Cornerstone: Michigan State Capital

Friday, March 25, 2011

On Management

“Let’s see if your walk is as good as your talk.”

From “Zatรดichi kenda-daiko”
(1968)










On Management – the fourth article in our five part "What is Fusion?" Series.

In this series we’ve talked about Communication, Sales and Culture Building. This article focuses on Management Development and applies to anyone who leads – not just those at the top. Around here, we do it in two flavors: Management Practices for Teams and Executive Counsel for Individuals.

Let’s begin with a specific First Principle, then discuss how First Principles are employed in Management Development at Fusion:

First Principle:

Life is a combination of the conceptual and the concrete. Actions and words. What leaders say and what they do.

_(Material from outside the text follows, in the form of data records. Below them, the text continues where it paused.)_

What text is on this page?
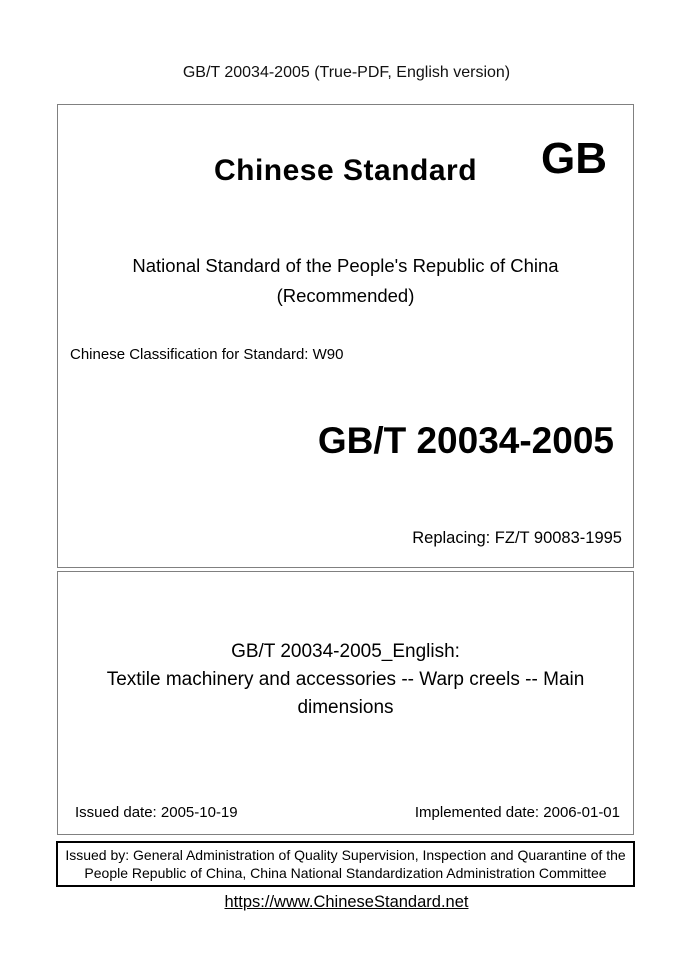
GB/T 20034-2005 (True-PDF, English version)
Chinese Standard	GB
National Standard of the People's Republic of China
(Recommended)
Chinese Classification for Standard: W90
GB/T 20034-2005
Replacing: FZ/T 90083-1995
GB/T 20034-2005_English:
Textile machinery and accessories -- Warp creels -- Main dimensions
Issued date: 2005-10-19	Implemented date: 2006-01-01
Issued by: General Administration of Quality Supervision, Inspection and Quarantine of the People Republic of China, China National Standardization Administration Committee
https://www.ChineseStandard.net
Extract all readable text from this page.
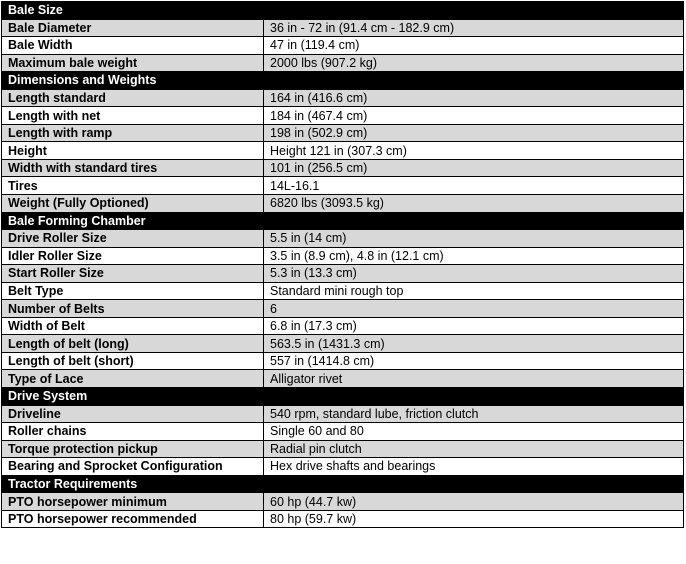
Bale Size	
Bale Diameter	36 in - 72 in (91.4 cm - 182.9 cm)
Bale Width	47 in (119.4 cm)
Maximum bale weight	2000 lbs (907.2 kg)
Dimensions and Weights	
Length standard	164 in (416.6 cm)
Length with net	184 in (467.4 cm)
Length with ramp	198 in (502.9 cm)
Height	Height 121 in (307.3 cm)
Width with standard tires	101 in (256.5 cm)
Tires	14L-16.1
Weight (Fully Optioned)	6820 lbs (3093.5 kg)
Bale Forming Chamber	
Drive Roller Size	5.5 in (14 cm)
Idler Roller Size	3.5 in (8.9 cm), 4.8 in (12.1 cm)
Start Roller Size	5.3 in (13.3 cm)
Belt Type	Standard mini rough top
Number of Belts	6
Width of Belt	6.8 in (17.3 cm)
Length of belt (long)	563.5 in (1431.3 cm)
Length of belt (short)	557 in (1414.8 cm)
Type of Lace	Alligator rivet
Drive System	
Driveline	540 rpm, standard lube, friction clutch
Roller chains	Single 60 and 80
Torque protection pickup	Radial pin clutch
Bearing and Sprocket Configuration	Hex drive shafts and bearings
Tractor Requirements	
PTO horsepower minimum	60 hp (44.7 kw)
PTO horsepower recommended	80 hp (59.7 kw)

The alignment, or lack thereof... between words and actions is what convinces us that this is a leader who's serious – who means what they say – who's worth following – emulating. Or not.

In the vernacular, it's called "Walking Your Talk."

Study Example:

At a national meeting, the leader delivers a rousing speech: Unique, Stylish, Passionate! Though she and her direct reports had enjoyed and mastered “Ready, Set, Go!®”; this executive was so taken with the feelings of the moment that she abandoned her hard won discipline and simply held forth! Unfortunately, the message to the troops was: Yes we spent millions teaching you to deliver as a team, working from a shared discipline, and a shared set of stories, but the Boss just went off the reservation and did it her own way. Of course everyone loved the speech; yet they wasted no time in pointing out the Actions vs. Words dissonance in the senior’s conduct. She didn't "walk her talk."

*Was there a mistake?

*How will the executive’s actions be perceived around the firm?

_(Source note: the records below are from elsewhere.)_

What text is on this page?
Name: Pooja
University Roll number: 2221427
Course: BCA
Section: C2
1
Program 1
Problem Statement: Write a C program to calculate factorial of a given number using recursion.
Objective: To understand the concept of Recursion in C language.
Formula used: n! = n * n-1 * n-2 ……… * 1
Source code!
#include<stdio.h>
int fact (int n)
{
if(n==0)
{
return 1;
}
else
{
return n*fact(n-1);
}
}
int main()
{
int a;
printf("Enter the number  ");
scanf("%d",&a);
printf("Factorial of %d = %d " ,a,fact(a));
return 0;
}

*Can she salvage the investment in "Ready, Set, Go!" or should she move on and not look back?

*Can she re-integrate the conceptual and the concrete and get her communication strategy back on track?

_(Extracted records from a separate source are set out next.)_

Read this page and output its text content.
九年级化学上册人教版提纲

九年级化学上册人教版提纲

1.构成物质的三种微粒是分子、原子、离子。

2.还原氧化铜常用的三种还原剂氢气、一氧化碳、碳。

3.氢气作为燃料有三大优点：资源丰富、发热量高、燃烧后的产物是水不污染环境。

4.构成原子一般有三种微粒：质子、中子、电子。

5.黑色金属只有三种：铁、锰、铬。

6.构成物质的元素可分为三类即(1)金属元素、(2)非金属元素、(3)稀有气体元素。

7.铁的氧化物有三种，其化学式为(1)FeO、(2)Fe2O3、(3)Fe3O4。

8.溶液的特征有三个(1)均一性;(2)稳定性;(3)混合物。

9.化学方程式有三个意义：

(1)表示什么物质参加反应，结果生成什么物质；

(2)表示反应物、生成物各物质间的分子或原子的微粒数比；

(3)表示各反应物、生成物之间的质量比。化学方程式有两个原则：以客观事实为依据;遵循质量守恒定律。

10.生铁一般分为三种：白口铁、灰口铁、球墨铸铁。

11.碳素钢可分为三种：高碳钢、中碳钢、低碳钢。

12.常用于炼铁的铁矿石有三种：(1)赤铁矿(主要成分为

*Is it important for Management to Lead by Example in demonstrating mastery of the skills taught to the ranks?

Discuss.


The Art of Management may be best expressed as the mastery of the unique daily expression of such "First Principles."

One doesn't so much "teach" management, as much as facilitate or counsel individuals and teams in the process of becoming familiar with first principles, then introducing them into their daily flow. First, get the idea. Make it concrete! Don't change a winning game...stay on the reservation!

How We Do It

Management Practices

For leadership teams: to create a quarterly forum for the discussion of first principles and the steady accumulation of a shared team perspective about what Management is, and how it is most effectively practiced.

Over time, individuals become more practiced, nuanced and effective at managing, and contribute to the larger goal of creating an experienced and cohesive management team – all working from the same set of principles.

Group sessions, in retreat or by conference call.

Executive Counsel

For individuals: an intimate setting in which to get down to it! What's working, what isn't? Which principles apply, and how do we work them into our daily practice?

Private, in person, by email or telephone.


Life: a magical combination of the conceptual (words) and the concrete (actions).

"Walk your talk" and your people will follow you anywhere!